Prosseguindo, insurgiram-se ainda os Autores (nas suas alegações de recurso) por o Tribunal a quo ter valorizado «os depoimentos das testemunhas dos réus, respectivamente, arquitecta e empreito da obra dos réus», defendendo que «quer um, quer outro tiveram um depoimento totalmente parcial e falso».
Contudo, ouvidos os mesmos, verifica-se que foram, grosso modo, conformes com o resultado da prova pericial produzida (a mesma a que os Autores, nas contra-alegações que apresentaram ao recurso subordinado dos Réus, invocam como fundamentando o acerto do decidido na sentença recorrida); e, estando em causa a percepção e avaliação da existência, características e função de estruturas de construção civil, compreende-se que o Tribunal a quo valorasse de forma especial os depoimentos da Arquitecta e do Empreiteiro que intervieram directamente na obra em causa (verificando, pelo confronto com outro credível e reforçado meio de prova, que os mesmos tinham deposto de forma verdadeira).

As demais circunstâncias aduzidas pelos Autores, para contraditarem o juízo de prova do Tribunal a quo sobre os factos provados, e sobre os factos não provados, aqui em causa (não ter sido realizada a inspecção judicial ao local por eles impetrada, nem os ensaios destrutivos referidos pelos Peritos, e ter-se o julgamento prolongado por mais de dois anos), são meramente genéricas, não foram objecto de oportuna impugnação pela sua parte, e - sem outros elementos - não permitem que este Tribunal da Relação estabeleça o nexo de causalidade entre elas e o denunciado erro de julgamento do Tribunal a quo.

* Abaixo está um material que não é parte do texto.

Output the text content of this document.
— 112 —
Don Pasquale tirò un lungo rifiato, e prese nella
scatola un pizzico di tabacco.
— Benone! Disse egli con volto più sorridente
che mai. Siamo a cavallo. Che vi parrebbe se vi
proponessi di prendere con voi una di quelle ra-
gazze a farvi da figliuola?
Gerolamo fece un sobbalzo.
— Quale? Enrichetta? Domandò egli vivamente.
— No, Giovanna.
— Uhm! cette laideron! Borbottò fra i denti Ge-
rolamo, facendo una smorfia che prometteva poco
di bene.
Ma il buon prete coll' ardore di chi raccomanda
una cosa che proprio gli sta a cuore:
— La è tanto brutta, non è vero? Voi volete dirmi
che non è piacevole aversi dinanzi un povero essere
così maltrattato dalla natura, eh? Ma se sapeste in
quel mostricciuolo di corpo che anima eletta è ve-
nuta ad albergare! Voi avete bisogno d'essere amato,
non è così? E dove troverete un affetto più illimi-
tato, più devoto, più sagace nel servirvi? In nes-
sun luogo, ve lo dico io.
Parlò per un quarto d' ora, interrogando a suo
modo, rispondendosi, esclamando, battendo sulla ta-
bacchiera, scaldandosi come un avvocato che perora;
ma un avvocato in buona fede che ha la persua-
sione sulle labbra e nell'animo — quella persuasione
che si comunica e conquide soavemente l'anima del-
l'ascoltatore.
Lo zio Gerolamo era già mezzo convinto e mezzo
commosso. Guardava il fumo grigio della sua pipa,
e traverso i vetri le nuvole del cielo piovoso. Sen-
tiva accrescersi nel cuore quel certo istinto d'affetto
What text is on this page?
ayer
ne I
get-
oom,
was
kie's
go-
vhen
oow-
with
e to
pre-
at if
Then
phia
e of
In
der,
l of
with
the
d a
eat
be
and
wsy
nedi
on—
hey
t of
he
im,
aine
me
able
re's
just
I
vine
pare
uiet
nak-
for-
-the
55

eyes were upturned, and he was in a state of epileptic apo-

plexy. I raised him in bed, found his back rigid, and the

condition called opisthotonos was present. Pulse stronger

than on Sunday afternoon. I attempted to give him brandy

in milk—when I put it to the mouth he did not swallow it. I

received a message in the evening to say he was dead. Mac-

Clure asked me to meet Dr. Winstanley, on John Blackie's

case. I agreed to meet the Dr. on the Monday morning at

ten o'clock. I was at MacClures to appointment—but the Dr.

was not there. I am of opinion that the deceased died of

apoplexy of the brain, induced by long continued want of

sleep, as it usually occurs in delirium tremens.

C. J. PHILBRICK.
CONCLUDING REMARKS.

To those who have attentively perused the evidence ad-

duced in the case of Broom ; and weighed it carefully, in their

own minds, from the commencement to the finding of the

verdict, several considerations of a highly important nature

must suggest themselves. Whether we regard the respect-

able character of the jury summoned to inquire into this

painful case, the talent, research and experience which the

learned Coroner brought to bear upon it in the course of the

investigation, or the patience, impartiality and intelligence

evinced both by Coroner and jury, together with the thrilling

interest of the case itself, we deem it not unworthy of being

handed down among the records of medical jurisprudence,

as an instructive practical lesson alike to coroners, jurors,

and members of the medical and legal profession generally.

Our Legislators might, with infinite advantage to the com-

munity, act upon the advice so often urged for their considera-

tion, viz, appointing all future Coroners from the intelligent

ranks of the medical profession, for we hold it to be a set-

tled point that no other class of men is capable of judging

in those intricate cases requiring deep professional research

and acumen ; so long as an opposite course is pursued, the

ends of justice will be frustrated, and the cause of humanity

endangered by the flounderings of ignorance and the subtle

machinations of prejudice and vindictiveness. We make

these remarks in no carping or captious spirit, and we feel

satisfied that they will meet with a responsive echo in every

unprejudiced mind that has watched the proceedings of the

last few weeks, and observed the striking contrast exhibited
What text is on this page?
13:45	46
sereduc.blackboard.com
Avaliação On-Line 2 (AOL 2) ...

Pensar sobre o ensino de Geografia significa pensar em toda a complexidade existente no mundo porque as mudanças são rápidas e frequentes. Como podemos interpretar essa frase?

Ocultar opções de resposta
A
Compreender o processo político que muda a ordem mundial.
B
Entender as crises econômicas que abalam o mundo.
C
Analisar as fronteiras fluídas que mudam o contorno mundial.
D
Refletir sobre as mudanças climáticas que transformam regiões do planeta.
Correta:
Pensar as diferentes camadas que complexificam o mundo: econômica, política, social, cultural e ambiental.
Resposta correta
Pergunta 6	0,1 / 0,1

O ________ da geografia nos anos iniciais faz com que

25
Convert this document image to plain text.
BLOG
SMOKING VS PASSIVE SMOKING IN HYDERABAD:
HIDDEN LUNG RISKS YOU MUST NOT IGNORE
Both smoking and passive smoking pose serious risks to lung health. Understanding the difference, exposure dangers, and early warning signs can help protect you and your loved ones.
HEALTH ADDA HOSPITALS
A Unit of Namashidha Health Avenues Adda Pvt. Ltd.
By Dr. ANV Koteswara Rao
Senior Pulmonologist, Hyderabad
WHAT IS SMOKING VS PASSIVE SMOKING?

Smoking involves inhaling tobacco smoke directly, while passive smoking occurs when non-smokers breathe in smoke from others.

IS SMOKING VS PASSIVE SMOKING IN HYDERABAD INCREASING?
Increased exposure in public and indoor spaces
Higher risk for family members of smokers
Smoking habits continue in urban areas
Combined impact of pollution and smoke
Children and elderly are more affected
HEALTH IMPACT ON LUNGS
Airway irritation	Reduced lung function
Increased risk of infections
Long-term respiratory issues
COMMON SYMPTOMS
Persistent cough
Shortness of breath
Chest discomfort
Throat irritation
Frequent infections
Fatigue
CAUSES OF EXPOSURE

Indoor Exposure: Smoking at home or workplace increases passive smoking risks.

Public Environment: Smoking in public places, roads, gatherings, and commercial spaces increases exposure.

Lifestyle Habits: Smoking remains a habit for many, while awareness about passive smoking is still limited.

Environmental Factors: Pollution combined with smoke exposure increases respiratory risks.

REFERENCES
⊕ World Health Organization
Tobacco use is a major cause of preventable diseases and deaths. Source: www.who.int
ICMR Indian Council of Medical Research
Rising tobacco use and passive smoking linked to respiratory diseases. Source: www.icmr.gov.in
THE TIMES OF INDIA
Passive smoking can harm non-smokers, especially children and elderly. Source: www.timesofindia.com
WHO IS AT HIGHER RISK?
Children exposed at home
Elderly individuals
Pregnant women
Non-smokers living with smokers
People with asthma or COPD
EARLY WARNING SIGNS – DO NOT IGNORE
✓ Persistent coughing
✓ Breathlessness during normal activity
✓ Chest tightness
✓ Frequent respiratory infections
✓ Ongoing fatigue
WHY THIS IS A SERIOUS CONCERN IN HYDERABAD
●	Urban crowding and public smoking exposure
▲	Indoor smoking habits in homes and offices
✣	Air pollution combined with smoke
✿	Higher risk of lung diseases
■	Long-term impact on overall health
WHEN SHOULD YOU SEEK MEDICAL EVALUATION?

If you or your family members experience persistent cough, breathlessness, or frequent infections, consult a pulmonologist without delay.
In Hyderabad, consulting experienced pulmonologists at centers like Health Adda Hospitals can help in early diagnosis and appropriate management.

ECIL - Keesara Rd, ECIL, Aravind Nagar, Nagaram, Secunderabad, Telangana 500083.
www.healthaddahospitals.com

Logo, e por falta de fundamento, improcede o recurso de impugnação da matéria de facto, apresentado pelos Autores (Recorrentes principais), relativo à sua pretensão de alterarem os factos provados enunciados na sentença recorrida sob as alíneas r), s), t) e gg); e os factos não provados ali enunciados sob os números 1, 2, 3, 4, 5, 6, 7, 8 e 9.
*

3.4.2. Factos relativos aos danos provocados no prédio dos Autores, mercê das obras realizadas pelos Réus (facto provado enunciado sob a alínea ii), e factos não provados enunciados sob os números 11, 12, 13, 14, 15, 16 e 9)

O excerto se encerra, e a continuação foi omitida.